The study, he said, shows that “teachers’ assessments are not aligned with test-score data, with greater gender disparities in appearing in grading than testing outcomes”. And the “gender disparity” always favours girls.

When two independent research groups reach the same result in two different parts of the world that both changed their education system around the same time for the same reason, it is difficult to argue that something is not up. The gender disparity seems to begin at the same place: when the changes were made to assist girls in education.

This does not mean that the solution is to do away with the positive changes that helped girls. It does mean, however, that some of those changes were not positive for boys, and those do need to be changed.

Hilary White points the finger at feminists and cites a 2000 article Christina Hoff Sommers wrote in The Atlantic to shore up her argument. A case can be made that feminists exaggerated the rate of disparity against girls and schools have overcompensated as a result.

However, only part of the blame can lie with feminists because they are not the ones running the schools, dealing with the students, or seeing the results. At some point, teachers, parents, and principals had to notice the lower grades among boys. Yet instead of doing anything productive about it, they blamed the boys and their parents, and punished boys by holding them back a grade, drugging them, and telling them that girls are “just better”. Schools also allowed child abuse hysteria to scare off many male would-be teachers.

Schools bear the bulk of the responsibility because they are supposed to prevent this. At any point where it looks like they are losing certain students, schools are supposed to step in and make the changes needed to help those students. Instead, schools play to politics and fears of potential backlash, and appear to do little that actually works. By the time they do decide to step in, the problem is already at its zenith.

That said, we ought not discount the apparent cause of these problems: sexism that favors girls placed in the education system by feminist decree.
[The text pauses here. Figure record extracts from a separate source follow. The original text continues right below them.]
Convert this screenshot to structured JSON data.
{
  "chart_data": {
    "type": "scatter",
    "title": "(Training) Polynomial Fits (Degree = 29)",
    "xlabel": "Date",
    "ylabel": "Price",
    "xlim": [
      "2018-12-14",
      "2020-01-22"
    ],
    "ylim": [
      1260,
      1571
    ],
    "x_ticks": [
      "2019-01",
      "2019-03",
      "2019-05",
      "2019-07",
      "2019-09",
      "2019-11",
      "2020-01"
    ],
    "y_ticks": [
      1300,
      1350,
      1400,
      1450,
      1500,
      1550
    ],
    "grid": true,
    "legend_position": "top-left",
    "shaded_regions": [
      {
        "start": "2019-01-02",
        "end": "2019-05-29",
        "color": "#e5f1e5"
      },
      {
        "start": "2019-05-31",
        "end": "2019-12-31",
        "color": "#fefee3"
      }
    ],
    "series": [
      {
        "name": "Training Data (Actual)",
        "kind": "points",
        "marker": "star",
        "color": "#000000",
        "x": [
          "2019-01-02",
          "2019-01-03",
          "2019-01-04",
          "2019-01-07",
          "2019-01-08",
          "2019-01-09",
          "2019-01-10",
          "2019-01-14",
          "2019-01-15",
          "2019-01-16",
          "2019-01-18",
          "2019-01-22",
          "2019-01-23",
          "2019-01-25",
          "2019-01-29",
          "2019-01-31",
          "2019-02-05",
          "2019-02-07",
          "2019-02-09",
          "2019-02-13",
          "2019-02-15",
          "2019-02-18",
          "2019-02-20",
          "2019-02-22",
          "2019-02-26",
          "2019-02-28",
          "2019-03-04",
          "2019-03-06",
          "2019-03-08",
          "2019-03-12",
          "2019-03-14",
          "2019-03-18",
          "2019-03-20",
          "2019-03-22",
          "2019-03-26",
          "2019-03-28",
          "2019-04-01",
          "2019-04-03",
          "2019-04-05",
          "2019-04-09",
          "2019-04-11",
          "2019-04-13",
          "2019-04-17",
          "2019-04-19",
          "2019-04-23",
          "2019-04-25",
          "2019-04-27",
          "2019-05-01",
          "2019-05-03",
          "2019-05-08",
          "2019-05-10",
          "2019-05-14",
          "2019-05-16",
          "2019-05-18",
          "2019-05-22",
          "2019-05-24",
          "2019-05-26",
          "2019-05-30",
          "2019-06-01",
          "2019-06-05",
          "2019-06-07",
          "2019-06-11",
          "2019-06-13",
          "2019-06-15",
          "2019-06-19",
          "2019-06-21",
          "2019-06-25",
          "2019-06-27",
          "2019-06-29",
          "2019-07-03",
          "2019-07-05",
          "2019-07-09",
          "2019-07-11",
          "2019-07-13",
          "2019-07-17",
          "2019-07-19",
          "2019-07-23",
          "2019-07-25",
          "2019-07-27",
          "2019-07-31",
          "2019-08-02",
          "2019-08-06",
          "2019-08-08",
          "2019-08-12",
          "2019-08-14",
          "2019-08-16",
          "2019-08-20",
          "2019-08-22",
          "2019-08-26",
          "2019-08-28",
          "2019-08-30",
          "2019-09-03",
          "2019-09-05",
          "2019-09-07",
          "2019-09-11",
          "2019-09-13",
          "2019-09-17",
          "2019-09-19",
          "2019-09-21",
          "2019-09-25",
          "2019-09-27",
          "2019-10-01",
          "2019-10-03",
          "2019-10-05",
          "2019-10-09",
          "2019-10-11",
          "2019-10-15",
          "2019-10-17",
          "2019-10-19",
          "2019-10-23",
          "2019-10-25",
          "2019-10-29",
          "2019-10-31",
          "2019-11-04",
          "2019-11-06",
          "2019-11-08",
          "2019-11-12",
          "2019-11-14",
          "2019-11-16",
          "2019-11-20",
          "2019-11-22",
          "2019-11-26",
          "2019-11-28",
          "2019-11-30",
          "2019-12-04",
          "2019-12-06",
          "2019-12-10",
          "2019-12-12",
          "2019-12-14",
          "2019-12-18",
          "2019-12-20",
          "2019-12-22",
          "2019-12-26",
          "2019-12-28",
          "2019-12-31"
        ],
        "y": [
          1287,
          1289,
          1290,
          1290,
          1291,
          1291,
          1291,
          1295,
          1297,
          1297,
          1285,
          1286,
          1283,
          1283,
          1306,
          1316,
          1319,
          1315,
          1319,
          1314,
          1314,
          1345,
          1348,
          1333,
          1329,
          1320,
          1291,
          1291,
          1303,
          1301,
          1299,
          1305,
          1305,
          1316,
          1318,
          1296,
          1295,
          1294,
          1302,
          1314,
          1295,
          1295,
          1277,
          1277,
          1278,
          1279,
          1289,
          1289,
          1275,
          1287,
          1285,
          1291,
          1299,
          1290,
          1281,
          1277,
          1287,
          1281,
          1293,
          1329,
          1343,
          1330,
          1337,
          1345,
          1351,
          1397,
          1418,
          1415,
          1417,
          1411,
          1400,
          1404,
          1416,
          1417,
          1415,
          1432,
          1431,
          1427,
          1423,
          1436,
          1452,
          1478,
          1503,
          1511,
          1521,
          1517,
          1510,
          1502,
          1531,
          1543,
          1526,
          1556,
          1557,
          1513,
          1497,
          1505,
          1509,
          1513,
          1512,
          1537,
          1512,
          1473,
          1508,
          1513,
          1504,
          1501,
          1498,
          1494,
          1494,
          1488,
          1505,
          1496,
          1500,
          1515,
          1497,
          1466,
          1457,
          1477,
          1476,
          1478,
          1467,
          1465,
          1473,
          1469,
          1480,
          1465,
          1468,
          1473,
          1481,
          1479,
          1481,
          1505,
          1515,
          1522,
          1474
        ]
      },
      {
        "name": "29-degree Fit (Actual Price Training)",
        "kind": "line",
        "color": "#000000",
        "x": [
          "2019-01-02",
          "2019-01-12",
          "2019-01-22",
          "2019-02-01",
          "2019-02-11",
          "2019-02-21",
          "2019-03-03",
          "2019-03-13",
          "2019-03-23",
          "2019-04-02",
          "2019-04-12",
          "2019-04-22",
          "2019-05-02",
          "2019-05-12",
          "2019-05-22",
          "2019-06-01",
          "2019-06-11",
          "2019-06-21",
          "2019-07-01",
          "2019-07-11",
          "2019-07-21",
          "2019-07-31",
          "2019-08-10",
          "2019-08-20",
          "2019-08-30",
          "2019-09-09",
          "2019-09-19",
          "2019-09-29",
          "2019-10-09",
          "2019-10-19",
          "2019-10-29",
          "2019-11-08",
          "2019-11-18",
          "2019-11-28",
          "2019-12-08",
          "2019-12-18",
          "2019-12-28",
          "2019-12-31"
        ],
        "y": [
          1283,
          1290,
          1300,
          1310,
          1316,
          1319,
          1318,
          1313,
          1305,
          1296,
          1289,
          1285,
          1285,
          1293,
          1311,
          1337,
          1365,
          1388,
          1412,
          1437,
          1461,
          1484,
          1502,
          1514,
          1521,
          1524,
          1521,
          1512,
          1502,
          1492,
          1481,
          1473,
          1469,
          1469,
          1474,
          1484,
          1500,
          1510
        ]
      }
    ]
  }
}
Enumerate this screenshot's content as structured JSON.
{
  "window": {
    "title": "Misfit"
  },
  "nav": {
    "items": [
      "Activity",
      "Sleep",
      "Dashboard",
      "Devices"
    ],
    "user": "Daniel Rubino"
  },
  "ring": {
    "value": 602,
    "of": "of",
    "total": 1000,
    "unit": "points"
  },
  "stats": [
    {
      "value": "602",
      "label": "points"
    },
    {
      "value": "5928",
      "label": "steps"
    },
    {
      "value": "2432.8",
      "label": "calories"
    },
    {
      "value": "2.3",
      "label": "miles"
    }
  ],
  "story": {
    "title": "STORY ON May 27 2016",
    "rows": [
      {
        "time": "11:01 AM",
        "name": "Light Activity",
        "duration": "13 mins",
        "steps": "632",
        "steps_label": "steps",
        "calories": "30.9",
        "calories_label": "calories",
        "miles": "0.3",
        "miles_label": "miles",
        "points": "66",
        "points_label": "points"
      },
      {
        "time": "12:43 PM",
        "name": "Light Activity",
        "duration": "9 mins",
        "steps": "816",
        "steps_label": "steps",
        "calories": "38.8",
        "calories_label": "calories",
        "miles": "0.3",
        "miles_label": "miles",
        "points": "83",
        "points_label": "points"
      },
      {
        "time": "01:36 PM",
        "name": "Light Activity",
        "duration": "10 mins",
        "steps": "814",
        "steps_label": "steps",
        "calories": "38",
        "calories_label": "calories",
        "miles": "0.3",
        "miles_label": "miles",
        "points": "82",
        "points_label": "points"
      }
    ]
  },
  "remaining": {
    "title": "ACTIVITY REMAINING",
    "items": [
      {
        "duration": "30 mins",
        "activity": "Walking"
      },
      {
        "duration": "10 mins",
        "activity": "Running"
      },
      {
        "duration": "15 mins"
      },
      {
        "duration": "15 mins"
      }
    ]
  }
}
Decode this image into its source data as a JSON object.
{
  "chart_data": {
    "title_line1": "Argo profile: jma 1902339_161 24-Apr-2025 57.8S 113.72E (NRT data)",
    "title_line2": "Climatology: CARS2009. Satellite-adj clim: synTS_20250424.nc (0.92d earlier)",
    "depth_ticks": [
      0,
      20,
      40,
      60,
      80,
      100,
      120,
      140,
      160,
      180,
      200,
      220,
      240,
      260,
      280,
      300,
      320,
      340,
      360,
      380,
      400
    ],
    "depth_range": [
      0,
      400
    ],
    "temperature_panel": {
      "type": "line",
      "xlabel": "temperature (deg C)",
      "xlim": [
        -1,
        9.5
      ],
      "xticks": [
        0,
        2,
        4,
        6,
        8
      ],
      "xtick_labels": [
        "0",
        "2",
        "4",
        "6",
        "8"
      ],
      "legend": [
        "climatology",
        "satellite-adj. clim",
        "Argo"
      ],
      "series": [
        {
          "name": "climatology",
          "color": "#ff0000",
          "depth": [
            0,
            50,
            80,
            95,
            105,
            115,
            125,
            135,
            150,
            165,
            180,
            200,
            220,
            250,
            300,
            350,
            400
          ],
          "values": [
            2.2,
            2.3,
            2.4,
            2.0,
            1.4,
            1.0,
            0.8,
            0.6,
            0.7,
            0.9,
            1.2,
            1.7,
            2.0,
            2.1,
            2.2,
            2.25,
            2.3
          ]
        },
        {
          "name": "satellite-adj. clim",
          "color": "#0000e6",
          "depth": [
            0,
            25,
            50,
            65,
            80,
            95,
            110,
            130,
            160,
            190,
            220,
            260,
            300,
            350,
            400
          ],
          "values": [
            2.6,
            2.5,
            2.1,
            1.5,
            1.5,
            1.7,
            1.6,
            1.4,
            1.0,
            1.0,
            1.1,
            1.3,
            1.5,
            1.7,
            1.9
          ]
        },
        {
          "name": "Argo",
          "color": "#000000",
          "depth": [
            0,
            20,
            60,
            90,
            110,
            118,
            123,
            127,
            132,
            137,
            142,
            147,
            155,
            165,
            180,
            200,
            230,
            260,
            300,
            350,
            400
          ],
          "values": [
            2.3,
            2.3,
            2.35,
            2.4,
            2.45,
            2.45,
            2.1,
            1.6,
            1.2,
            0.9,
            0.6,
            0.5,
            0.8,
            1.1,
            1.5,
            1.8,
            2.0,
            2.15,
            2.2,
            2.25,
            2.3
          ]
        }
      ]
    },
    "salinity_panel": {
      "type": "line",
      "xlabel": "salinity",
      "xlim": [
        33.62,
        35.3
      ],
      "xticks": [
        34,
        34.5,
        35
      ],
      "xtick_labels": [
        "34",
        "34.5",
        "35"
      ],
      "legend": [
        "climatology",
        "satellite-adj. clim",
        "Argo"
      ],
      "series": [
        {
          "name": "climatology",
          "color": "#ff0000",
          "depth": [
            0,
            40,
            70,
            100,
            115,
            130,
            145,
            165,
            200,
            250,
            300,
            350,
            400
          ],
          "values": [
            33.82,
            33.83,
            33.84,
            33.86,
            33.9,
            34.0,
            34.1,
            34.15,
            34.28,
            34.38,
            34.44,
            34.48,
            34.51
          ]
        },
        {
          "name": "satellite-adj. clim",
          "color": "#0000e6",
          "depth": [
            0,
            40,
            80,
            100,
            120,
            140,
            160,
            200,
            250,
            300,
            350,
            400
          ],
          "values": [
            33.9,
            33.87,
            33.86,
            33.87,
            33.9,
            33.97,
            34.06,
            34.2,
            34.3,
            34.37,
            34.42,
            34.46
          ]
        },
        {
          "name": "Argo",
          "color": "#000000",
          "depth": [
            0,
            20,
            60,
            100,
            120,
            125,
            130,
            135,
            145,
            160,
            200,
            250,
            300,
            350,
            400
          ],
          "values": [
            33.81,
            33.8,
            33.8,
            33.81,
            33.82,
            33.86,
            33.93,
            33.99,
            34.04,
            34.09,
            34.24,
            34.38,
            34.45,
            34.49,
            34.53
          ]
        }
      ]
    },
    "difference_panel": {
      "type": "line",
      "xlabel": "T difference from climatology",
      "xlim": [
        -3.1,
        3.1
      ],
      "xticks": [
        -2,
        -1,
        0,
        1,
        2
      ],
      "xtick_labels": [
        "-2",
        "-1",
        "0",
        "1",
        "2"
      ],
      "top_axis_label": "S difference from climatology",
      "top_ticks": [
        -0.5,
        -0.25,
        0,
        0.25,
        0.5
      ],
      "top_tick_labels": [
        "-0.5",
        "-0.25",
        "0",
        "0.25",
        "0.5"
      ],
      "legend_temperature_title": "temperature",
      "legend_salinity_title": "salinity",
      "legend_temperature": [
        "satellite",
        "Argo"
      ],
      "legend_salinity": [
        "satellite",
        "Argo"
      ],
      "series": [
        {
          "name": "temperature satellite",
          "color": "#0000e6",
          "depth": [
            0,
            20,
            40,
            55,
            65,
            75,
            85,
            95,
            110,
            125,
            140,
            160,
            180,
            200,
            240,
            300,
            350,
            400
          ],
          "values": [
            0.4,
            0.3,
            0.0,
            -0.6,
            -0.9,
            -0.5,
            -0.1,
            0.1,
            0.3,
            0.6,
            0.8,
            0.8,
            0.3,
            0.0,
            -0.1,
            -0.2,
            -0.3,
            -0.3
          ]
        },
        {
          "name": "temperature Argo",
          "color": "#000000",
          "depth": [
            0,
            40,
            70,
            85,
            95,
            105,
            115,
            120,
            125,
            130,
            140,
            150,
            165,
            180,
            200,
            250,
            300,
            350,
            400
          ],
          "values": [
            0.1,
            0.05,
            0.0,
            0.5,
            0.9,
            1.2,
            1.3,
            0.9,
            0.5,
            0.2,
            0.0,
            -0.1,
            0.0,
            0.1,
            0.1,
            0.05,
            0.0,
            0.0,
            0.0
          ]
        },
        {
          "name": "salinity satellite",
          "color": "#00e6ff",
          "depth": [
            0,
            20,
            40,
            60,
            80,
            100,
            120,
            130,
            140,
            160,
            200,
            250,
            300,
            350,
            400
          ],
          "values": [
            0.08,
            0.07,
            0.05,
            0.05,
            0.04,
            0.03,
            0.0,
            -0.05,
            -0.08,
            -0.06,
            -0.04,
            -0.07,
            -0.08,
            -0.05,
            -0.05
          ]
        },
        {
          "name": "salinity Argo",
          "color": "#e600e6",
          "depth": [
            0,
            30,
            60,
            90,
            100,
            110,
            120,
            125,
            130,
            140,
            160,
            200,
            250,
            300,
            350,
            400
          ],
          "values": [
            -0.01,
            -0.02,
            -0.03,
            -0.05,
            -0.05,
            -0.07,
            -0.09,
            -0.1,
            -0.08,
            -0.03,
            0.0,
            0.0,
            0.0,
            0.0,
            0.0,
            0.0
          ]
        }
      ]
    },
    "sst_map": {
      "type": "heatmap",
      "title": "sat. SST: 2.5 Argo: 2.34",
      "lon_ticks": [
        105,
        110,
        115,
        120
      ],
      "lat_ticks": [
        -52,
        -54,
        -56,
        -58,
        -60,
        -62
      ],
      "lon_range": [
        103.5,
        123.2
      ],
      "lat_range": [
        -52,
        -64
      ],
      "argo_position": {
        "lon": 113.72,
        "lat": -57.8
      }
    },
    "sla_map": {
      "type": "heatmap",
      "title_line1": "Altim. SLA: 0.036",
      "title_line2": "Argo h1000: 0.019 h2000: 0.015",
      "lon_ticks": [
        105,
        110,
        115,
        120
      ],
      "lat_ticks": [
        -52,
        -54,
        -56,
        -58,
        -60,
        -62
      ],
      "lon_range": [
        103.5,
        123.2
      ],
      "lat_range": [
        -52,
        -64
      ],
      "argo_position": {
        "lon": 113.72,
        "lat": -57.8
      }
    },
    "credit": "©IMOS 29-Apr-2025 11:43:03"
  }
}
There is just no getting around that. The gender disparity appears to be a direct result of feminist efforts.

3 thoughts on “Girls, boys, and gender bias in school part 2

  1. I’m going to stick with my old arguement from way back when.
    The disparity between male and female students if it even exists is exaggerated.
    I’m not sure how old other readers are but I graduated high school in 2011. I may not be a professional like the experts looking in from the outside but as a student looking in from the inside I can say with 100% certainty that the conditions in schools is not geared towards women over men. We all sit in the same classrooms, same textbooks, same homework. There are male teachers as well as female, I think it’s wrong to conclude “they don’t understand boys”.

    Other factors such as the general poor performance of the American education system overall plus other non standard factors such as school funding, student situations at home, etc. make an accurate study on the issue impossible.

  2. Madhippy, I graduated high school in 2001, however, I have young kids in my family. I see the difference all the time. In some places it is stark and in others slight, yet there is a difference in the expectations placed on boys versus girls and assumptions made about boys’ skills that have nothing to do with their academic ability.

    There are more male teachers in high schools than in primary schools, but most teachers are female. We also have research that directly questioned students, and even the students feel there is a bias that favors girls. So we have a legitimate problem that seems to come from gender bias.

  3. My personal observation is that boys are more result oriented, competitive, and don’t like being micro managed.

    When taking a test, showing mastery of a subject is simple. Answer the questions correctly and you win.

    Other criteria for grading like class participation, leadership ability, creativity etc. are areas where competition isn’t clear cut. There is no way to pick an objective winner therefore boys lack the motivation to work hard for those criteria.